Texas Health Department Could Cut Off HIV Medicine
January 16, 2003
The Texas Department of Health is scheduled to decide Thursday whether it will change its HIV medication program to include a more restrictive income cutoff making it harder for low-income people to qualify.Adapted from:
As many as 20 percent of the nearly 12,000 HIV-positive Texans who rely on the program would be affected by the change. "These are people's sons and daughters," said Rep. Garnet Coleman (D-Houston). "There is no cure for AIDS. We only maintain life through the medications that are available."

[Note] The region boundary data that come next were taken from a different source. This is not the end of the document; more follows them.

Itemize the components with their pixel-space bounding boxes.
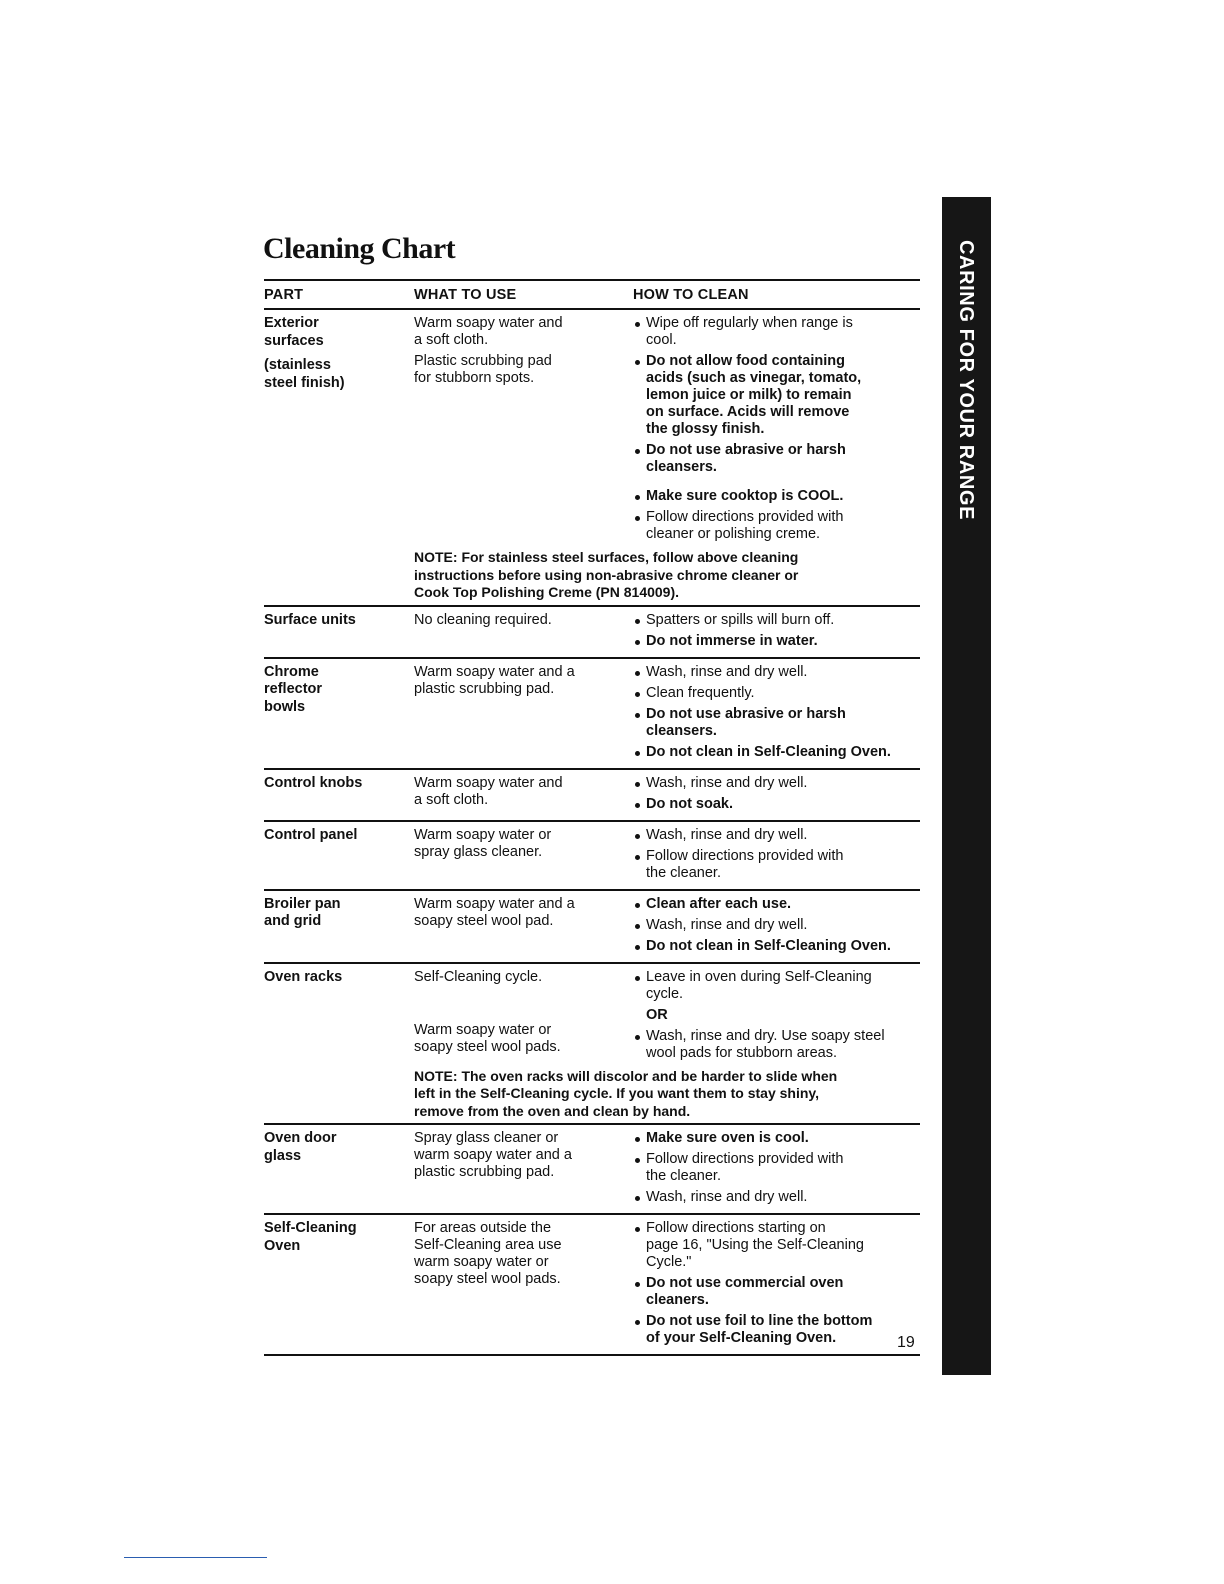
part-cell <box>264 1220 414 1351</box>
part-cell <box>264 315 414 547</box>
table-row <box>264 659 920 770</box>
part-cell <box>264 664 414 765</box>
cleaning-instruction: Follow directions provided with the cleaner. <box>633 848 920 882</box>
cleaning-instruction: Make sure oven is cool. <box>633 1130 920 1147</box>
how-to-clean-cell <box>633 612 920 654</box>
part-cell <box>264 969 414 1066</box>
cleaning-instruction: Wash, rinse and dry. Use soapy steel wool pads for stubborn areas. <box>633 1028 920 1062</box>
cleaning-instruction: Wash, rinse and dry well. <box>633 1189 920 1206</box>
cleaning-instruction: Follow directions starting on page 16, "Using the Self-Cleaning Cycle." <box>633 1220 920 1271</box>
row-cells <box>264 969 920 1066</box>
cleaning-instruction: Clean after each use. <box>633 896 920 913</box>
part-cell <box>264 612 414 654</box>
part-subnote <box>264 357 414 392</box>
part-cell <box>264 1130 414 1210</box>
how-to-clean-cell <box>633 315 920 547</box>
what-to-use-cell <box>414 1220 633 1351</box>
table-body <box>264 310 920 1356</box>
cleaning-instruction: Leave in oven during Self-Cleaning cycle. <box>633 969 920 1003</box>
cleaning-chart-table <box>264 279 920 1356</box>
part-subnote-line: steel finish) <box>264 374 345 391</box>
cleaning-instruction: Wash, rinse and dry well. <box>633 917 920 934</box>
part-name-line: Control knobs <box>264 774 363 791</box>
cleaning-instruction: Wipe off regularly when range is cool. <box>633 315 920 349</box>
table-row <box>264 822 920 891</box>
page-number: 19 <box>897 1334 915 1351</box>
cleaning-instruction: Spatters or spills will burn off. <box>633 612 920 629</box>
part-subnote-line: (stainless <box>264 357 331 373</box>
page-title: Cleaning Chart <box>263 232 456 265</box>
table-row <box>264 310 920 607</box>
table-row <box>264 891 920 964</box>
column-header-how-to-clean: HOW TO CLEAN <box>633 286 749 303</box>
what-to-use-cell <box>414 775 633 817</box>
cleaning-instruction: Follow directions provided with cleaner or polishing creme. <box>633 509 920 543</box>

Coleman said Wednesday that he wants the health department to allow the Legislature to decide what to do with the program. "There is no reason in a life and death situation that the elected officials that come from each district in the state are not making that decision," he said. "I don't believe we ought to decrease the eligibility level because it threatens people's lives and literally we could end up with some dead Texans based on this decision."
Health officials say they have no choice but to make the change because of a projected $37 million deficit in the next two fiscal years. The $60 million program faces a $3 million shortfall for this fiscal year, which ends in August.
If the change goes through Thursday, it would be effective immediately. Existing enrollees would be given a six-month grace period to find other options, officials said. An estimated 2,500 people would lose coverage by August 2005.
The program, funded by state and federal dollars, is designed to be a safety net for people who can't get all their medications covered by Medicaid or earn slightly too much to qualify for public assistance. Program costs are escalating because more clients are eligible; about 9,000 were served in 1999 compared with a projected 11,500 in 2002. Furthermore, the average cost per client has nearly doubled since 1996 to about $9,500 annually with costs expected to escalate further.